Abstrak
Latar Belakang: Stroke dan cedera kepala merupakan penyebab utama kecacatan yang sering disertai lama rawat inap memanjang dan kejadian readmisi akibat kompleksitas kondisi neurologis. Discharge planning berperan penting dalam menjamin continuity of care, namun kepatuhan dokumentasinya di RS Awal Bros Pekanbaru masih belum optimal. Tujuan: Menganalisis hubungan kepatuhan dokumentasi discharge planning berdasarkan model METHOD dan IDEAL dengan lama rawat inap serta readmisi 30 hari pada pasien stroke dan cedera kepala. Metode: Penelitian kuantitatif observasional analitik dengan desain retrospektif cross-sectional menggunakan data sekunder rekam medis terhadap 111 pasien stroke dan cedera kepala yang dirawat pada Oktober–Desember 2025. Analisis dilakukan menggunakan uji Spearman, Mann–Whitney, Kruskal–Wallis, regresi linier, dan regresi logistik. Triangulasi sumber melalui wawancara konfirmatorik kepada petugas dilakukan untuk memvalidasi implementasi discharge planning. Hasil: Sebagian besar dokumentasi discharge planning berdasarkan model METHOD berada pada kategori rendah (51,4%), sedangkan model IDEAL sebesar 44,1%. Skor IDEAL berhubungan lemah dengan lama rawat inap (r=0,194; p=0,042), sedangkan model METHOD tidak menunjukkan hubungan yang bermakna. Kedua model tidak berhubungan signifikan dengan readmisi 30 hari (p>0,05). Analisis multivariat menunjukkan bahwa komorbiditas dan ketergantungan penuh merupakan faktor yang berhubungan signifikan dengan lama rawat inap. Hasil triangulasi mengonfirmasi bahwa discharge planning telah dilaksanakan secara rutin, namun dokumentasinya belum optimal, terutama pada aspek edukasi, manajemen obat, dan diet.

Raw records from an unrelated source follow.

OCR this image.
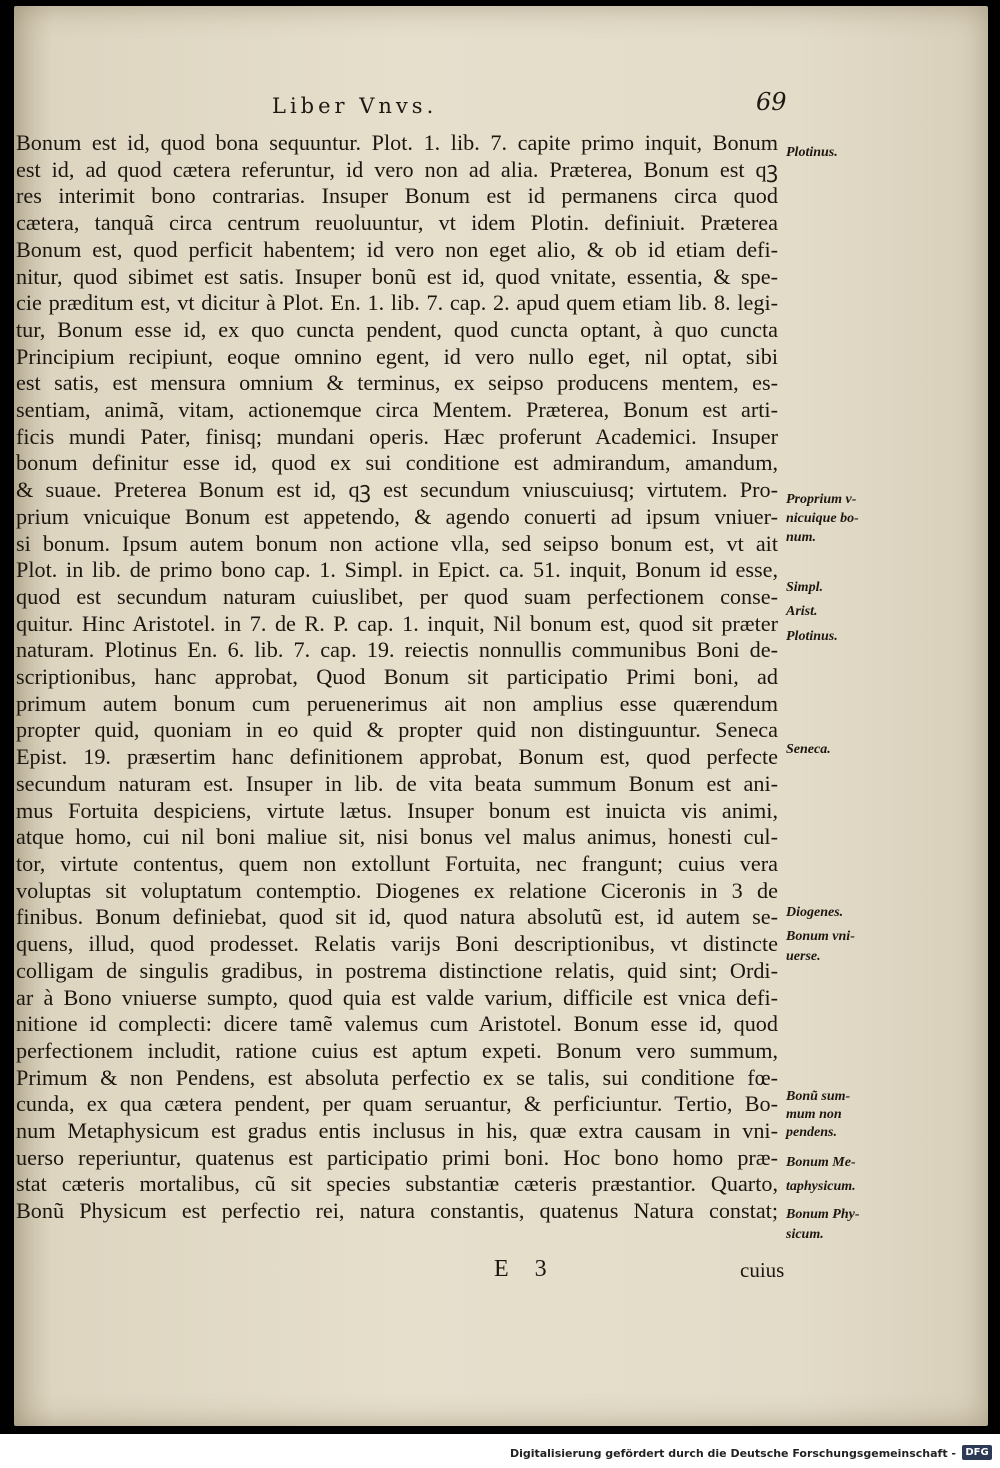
Liber Vnvs.	69
Bonum est id, quod bona sequuntur. Plot. 1. lib. 7. capite primo inquit, Bonum
est id, ad quod cætera referuntur, id vero non ad alia. Præterea, Bonum est qꝫ
res interimit bono contrarias. Insuper Bonum est id permanens circa quod
cætera, tanquã circa centrum reuoluuntur, vt idem Plotin. definiuit. Præterea
Bonum est, quod perficit habentem; id vero non eget alio, & ob id etiam defi-
nitur, quod sibimet est satis. Insuper bonũ est id, quod vnitate, essentia, & spe-
cie præditum est, vt dicitur à Plot. En. 1. lib. 7. cap. 2. apud quem etiam lib. 8. legi-
tur, Bonum esse id, ex quo cuncta pendent, quod cuncta optant, à quo cuncta
Principium recipiunt, eoque omnino egent, id vero nullo eget, nil optat, sibi
est satis, est mensura omnium & terminus, ex seipso producens mentem, es-
sentiam, animã, vitam, actionemque circa Mentem. Præterea, Bonum est arti-
ficis mundi Pater, finisq; mundani operis. Hæc proferunt Academici. Insuper
bonum definitur esse id, quod ex sui conditione est admirandum, amandum,
& suaue. Preterea Bonum est id, qꝫ est secundum vniuscuiusq; virtutem. Pro-
prium vnicuique Bonum est appetendo, & agendo conuerti ad ipsum vniuer-
si bonum. Ipsum autem bonum non actione vlla, sed seipso bonum est, vt ait
Plot. in lib. de primo bono cap. 1. Simpl. in Epict. ca. 51. inquit, Bonum id esse,
quod est secundum naturam cuiuslibet, per quod suam perfectionem conse-
quitur. Hinc Aristotel. in 7. de R. P. cap. 1. inquit, Nil bonum est, quod sit præter
naturam. Plotinus En. 6. lib. 7. cap. 19. reiectis nonnullis communibus Boni de-
scriptionibus, hanc approbat, Quod Bonum sit participatio Primi boni, ad
primum autem bonum cum peruenerimus ait non amplius esse quærendum
propter quid, quoniam in eo quid & propter quid non distinguuntur. Seneca
Epist. 19. præsertim hanc definitionem approbat, Bonum est, quod perfecte
secundum naturam est. Insuper in lib. de vita beata summum Bonum est ani-
mus Fortuita despiciens, virtute lætus. Insuper bonum est inuicta vis animi,
atque homo, cui nil boni maliue sit, nisi bonus vel malus animus, honesti cul-
tor, virtute contentus, quem non extollunt Fortuita, nec frangunt; cuius vera
voluptas sit voluptatum contemptio. Diogenes ex relatione Ciceronis in 3 de
finibus. Bonum definiebat, quod sit id, quod natura absolutũ est, id autem se-
quens, illud, quod prodesset. Relatis varijs Boni descriptionibus, vt distincte
colligam de singulis gradibus, in postrema distinctione relatis, quid sint; Ordi-
ar à Bono vniuerse sumpto, quod quia est valde varium, difficile est vnica defi-
nitione id complecti: dicere tamẽ valemus cum Aristotel. Bonum esse id, quod
perfectionem includit, ratione cuius est aptum expeti. Bonum vero summum,
Primum & non Pendens, est absoluta perfectio ex se talis, sui conditione fœ-
cunda, ex qua cætera pendent, per quam seruantur, & perficiuntur. Tertio, Bo-
num Metaphysicum est gradus entis inclusus in his, quæ extra causam in vni-
uerso reperiuntur, quatenus est participatio primi boni. Hoc bono homo præ-
stat cæteris mortalibus, cũ sit species substantiæ cæteris præstantior. Quarto,
Bonũ Physicum est perfectio rei, natura constantis, quatenus Natura constat;
Plotinus.
Proprium v-
nicuique bo-
num.
Simpl.
Arist.
Plotinus.
Seneca.
Diogenes.
Bonum vni-
uerse.
Bonũ sum-
mum non
pendens.
Bonum Me-
taphysicum.
Bonum Phy-
sicum.
E 3	cuius
Digitalisierung gefördert durch die Deutsche Forschungsgemeinschaft - DFG
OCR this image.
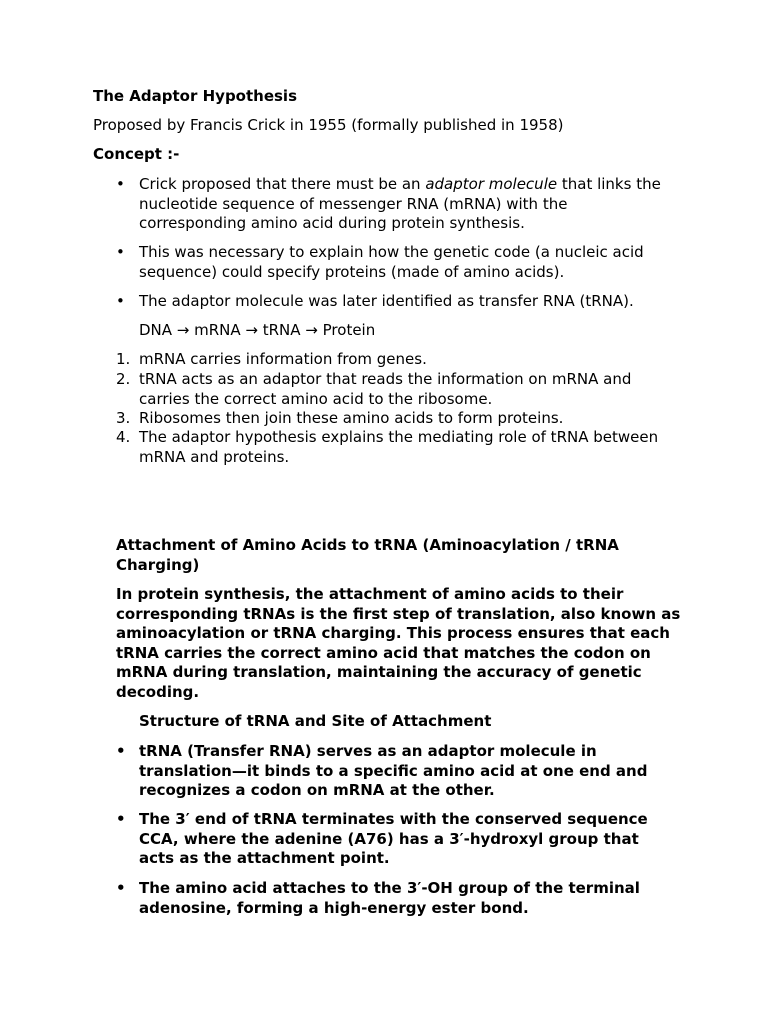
The Adaptor Hypothesis
Proposed by Francis Crick in 1955 (formally published in 1958)
Concept :-
• Crick proposed that there must be an adaptor molecule that links the nucleotide sequence of messenger RNA (mRNA) with the corresponding amino acid during protein synthesis.
• This was necessary to explain how the genetic code (a nucleic acid sequence) could specify proteins (made of amino acids).
• The adaptor molecule was later identified as transfer RNA (tRNA).
DNA → mRNA → tRNA → Protein
1. mRNA carries information from genes.
2. tRNA acts as an adaptor that reads the information on mRNA and carries the correct amino acid to the ribosome.
3. Ribosomes then join these amino acids to form proteins.
4. The adaptor hypothesis explains the mediating role of tRNA between mRNA and proteins.
Attachment of Amino Acids to tRNA (Aminoacylation / tRNA Charging)
In protein synthesis, the attachment of amino acids to their corresponding tRNAs is the first step of translation, also known as aminoacylation or tRNA charging. This process ensures that each tRNA carries the correct amino acid that matches the codon on mRNA during translation, maintaining the accuracy of genetic decoding.
Structure of tRNA and Site of Attachment
• tRNA (Transfer RNA) serves as an adaptor molecule in translation—it binds to a specific amino acid at one end and recognizes a codon on mRNA at the other.
• The 3′ end of tRNA terminates with the conserved sequence CCA, where the adenine (A76) has a 3′-hydroxyl group that acts as the attachment point.
• The amino acid attaches to the 3′-OH group of the terminal adenosine, forming a high-energy ester bond.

Kesimpulan: Kepatuhan dokumentasi discharge planning berhubungan lemah dengan lama rawat inap, tetapi tidak dengan readmisi 30 hari. Faktor klinis pasien lebih dominan memengaruhi lama rawat inap. Penguatan dokumentasi dan koordinasi multidisiplin diperlukan untuk meningkatkan mutu pelayanan transisi pasien. Kata Kunci: discharge planning, lama rawat inap, readmisi, stroke, cedera kepala.

Background: Stroke and traumatic brain injury are associated with prolonged hospital stay and hospital readmission. Effective discharge planning is essential to ensure continuity of care, yet documentation compliance at Awal Bros Hospital Pekanbaru remains suboptimal. Objective: To analyze the association between discharge planning documentation compliance based on the METHOD and IDEAL models and length of hospital stay and 30-day readmission. Methods: A quantitative analytical study with a retrospective cross-sectional design was conducted using medical records of 111 stroke and traumatic brain injury patients hospitalized between October and December 2025. Data were analyzed using Spearman's correlation, Mann–Whitney U, Kruskal–Wallis, multiple linear regression, and logistic regression. Source triangulation through confirmatory interviews with healthcare professionals was performed to validate discharge planning implementation. Results: Poor documentation was found in 51.4% of METHOD and 44.1% of IDEAL assessments. The IDEAL score showed a weak association with length of hospital stay (r=0.194; p=0.042), while neither model was associated with 30-day readmission (p>0.05). Comorbidity and complete functional dependence were significant predictors of prolonged hospitalization. Triangulation confirmed that discharge planning was routinely implemented, although documentation remained incomplete. Conclusions: Discharge planning documentation was weakly associated with length of hospital stay but not with 30-day readmission. Improving documentation quality and multidisciplinary coordination may enhance transitional care. Keywords: discharge planning, length of stay, 30-day readmission, stroke, traumatic brain injury.